Situation in Numbers

1.83 million People internally displaced since 15 December 2013 (OCHA South Sudan Humanitarian Bulletin, 21 December 2016)

1.17 million South Sudanese refugees in neighbouring countries since December 2013 (UNHCR South Sudan Situation Information Sharing Portal, 23 December 2016)

Situation Overview & Humanitarian Needs

The December 2016 food security outlook shows that extreme levels of food insecurity are expected in South Sudan in the first half of 2017. As a result of disrupted planting and harvesting caused by insecurity, coupled with high prices and volatile trade, food availability and access in the country is expected to be lower than normal. Northern Bahr el Ghazal and areas of Unity and Central Equatoria states are already at emergency levels of food insecurity.
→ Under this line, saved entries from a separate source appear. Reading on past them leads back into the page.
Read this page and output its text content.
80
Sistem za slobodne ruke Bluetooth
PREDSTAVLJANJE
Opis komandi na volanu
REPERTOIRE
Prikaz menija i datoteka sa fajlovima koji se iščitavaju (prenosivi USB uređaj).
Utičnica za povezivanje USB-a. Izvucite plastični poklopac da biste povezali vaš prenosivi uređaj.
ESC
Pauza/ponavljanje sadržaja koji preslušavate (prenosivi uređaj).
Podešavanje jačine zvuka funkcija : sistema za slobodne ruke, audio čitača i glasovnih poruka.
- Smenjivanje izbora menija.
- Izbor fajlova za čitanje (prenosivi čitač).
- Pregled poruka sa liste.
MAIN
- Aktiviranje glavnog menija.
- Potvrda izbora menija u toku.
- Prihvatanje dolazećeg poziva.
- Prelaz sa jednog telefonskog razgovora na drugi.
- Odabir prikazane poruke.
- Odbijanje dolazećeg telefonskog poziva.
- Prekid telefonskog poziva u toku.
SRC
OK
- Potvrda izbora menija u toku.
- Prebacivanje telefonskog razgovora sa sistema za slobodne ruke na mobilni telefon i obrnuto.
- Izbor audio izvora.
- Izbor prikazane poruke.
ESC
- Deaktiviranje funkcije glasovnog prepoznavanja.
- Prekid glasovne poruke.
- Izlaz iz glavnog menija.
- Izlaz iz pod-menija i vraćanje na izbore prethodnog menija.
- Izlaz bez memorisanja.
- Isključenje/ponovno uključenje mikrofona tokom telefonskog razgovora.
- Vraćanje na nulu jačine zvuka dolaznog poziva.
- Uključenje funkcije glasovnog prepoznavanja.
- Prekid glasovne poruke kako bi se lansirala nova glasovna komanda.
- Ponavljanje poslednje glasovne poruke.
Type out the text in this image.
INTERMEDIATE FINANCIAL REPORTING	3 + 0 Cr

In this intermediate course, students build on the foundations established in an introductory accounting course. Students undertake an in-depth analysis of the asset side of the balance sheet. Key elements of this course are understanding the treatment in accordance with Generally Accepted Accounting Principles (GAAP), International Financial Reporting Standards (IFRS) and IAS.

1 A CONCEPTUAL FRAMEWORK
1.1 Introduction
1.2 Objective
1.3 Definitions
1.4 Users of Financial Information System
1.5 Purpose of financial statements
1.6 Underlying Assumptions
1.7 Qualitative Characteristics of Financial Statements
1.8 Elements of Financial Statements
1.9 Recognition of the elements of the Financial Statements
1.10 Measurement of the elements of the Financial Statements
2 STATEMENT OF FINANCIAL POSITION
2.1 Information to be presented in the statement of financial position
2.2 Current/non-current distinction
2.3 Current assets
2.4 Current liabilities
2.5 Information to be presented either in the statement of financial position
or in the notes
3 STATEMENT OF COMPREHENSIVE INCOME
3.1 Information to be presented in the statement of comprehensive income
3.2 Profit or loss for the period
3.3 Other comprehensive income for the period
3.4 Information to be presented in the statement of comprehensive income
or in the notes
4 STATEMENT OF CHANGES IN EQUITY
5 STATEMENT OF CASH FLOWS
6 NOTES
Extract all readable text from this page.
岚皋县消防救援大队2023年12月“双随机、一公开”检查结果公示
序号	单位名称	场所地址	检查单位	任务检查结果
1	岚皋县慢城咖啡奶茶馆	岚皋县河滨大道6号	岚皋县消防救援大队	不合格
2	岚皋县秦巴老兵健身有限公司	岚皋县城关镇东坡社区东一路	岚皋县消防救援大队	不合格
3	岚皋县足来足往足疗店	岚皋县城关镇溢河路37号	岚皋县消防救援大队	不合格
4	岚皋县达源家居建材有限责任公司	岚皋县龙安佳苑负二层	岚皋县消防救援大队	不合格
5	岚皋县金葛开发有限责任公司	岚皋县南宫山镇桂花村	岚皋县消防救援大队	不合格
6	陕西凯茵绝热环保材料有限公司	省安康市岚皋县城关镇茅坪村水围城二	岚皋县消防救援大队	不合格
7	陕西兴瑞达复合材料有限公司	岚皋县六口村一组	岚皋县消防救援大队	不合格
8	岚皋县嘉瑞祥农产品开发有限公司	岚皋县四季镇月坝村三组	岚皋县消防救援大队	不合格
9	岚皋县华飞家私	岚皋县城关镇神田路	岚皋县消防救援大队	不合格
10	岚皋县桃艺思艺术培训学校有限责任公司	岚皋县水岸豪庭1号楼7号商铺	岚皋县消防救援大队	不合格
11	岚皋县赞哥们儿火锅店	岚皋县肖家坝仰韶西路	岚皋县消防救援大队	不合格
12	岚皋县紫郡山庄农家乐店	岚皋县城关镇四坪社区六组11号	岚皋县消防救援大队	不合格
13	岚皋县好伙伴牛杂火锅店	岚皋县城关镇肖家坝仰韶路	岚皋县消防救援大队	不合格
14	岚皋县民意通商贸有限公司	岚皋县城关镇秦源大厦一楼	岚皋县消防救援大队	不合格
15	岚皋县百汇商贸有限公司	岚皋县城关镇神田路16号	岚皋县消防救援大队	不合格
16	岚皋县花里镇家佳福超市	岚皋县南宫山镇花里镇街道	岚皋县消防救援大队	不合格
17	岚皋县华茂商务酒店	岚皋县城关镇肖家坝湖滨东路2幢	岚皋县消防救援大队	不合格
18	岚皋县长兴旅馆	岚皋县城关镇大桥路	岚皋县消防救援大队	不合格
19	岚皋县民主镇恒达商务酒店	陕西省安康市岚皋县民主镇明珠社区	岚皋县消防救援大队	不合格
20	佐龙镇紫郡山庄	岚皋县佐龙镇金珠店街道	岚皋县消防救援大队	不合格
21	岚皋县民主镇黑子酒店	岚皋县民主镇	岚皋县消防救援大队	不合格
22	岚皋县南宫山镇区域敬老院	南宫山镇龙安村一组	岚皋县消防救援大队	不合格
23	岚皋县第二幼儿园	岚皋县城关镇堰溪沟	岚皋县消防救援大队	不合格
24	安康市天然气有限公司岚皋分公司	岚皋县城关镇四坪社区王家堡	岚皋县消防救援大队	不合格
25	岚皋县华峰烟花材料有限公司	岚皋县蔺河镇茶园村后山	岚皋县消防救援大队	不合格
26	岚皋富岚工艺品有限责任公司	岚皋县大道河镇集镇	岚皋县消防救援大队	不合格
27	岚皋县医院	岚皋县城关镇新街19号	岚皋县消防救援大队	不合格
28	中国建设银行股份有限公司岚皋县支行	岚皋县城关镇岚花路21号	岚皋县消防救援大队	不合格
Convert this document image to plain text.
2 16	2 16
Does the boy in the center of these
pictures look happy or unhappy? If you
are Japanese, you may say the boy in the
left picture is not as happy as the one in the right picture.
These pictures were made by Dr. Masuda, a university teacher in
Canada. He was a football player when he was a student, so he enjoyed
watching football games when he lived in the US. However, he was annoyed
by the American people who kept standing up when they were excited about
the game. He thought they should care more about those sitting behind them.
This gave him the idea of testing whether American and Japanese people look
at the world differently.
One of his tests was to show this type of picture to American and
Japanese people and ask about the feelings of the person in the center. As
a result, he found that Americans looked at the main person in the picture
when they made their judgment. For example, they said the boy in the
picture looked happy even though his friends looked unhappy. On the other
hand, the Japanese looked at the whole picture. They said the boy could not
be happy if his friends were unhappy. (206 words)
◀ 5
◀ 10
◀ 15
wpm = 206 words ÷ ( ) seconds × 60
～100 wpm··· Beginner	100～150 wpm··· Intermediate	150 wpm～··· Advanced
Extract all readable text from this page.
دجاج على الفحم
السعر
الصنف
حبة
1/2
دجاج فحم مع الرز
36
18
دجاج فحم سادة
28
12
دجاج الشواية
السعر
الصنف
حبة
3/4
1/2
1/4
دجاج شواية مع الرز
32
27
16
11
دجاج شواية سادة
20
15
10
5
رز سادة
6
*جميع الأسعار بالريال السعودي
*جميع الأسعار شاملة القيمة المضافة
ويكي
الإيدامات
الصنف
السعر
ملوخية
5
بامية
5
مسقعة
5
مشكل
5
With insecurity restricting access for humanitarian assistance in many of these areas, the population may exhaust their coping mechanisms and descend into catastrophic levels of food insecurity. As regular livelihood activities continue to be disrupted across the country and with food availability constrained, high levels of acute malnutrition are expected in the first half of 2017.

As the security situation continues to deteriorate in the Greater Equatoria region, the number of South Sudanese fleeing into neighbouring Uganda, Kenya, Central African Republic and the Democratic Republic of Congo is rising, with 7,046 people recorded to have crossed the border in a single day.
While the Greater Upper Nile (Jonglei, Upper Nile and Unity states) used to be considered the main conflict-affected region in South Sudan, approximately 56% of South Sudanese refugees are now from the three Equatoria states. Since July 2016, more than 394,500 refugees have entered Uganda alone; over 86% of the refugees are women and children. Uganda is hosting the highest number of South Sudanese refugees in the country, which has reached over 600,000.

Greater Equatoria now ranks as the second highest region in the country in terms of people in need of humanitarian assistance, which is estimated at 1.9 million. The region is second only to Greater Upper Nile, where a total of 2.9 million people are in need of aid. Greater Equatoria also ranks as the region with the highest need for the establishment of a protective environment.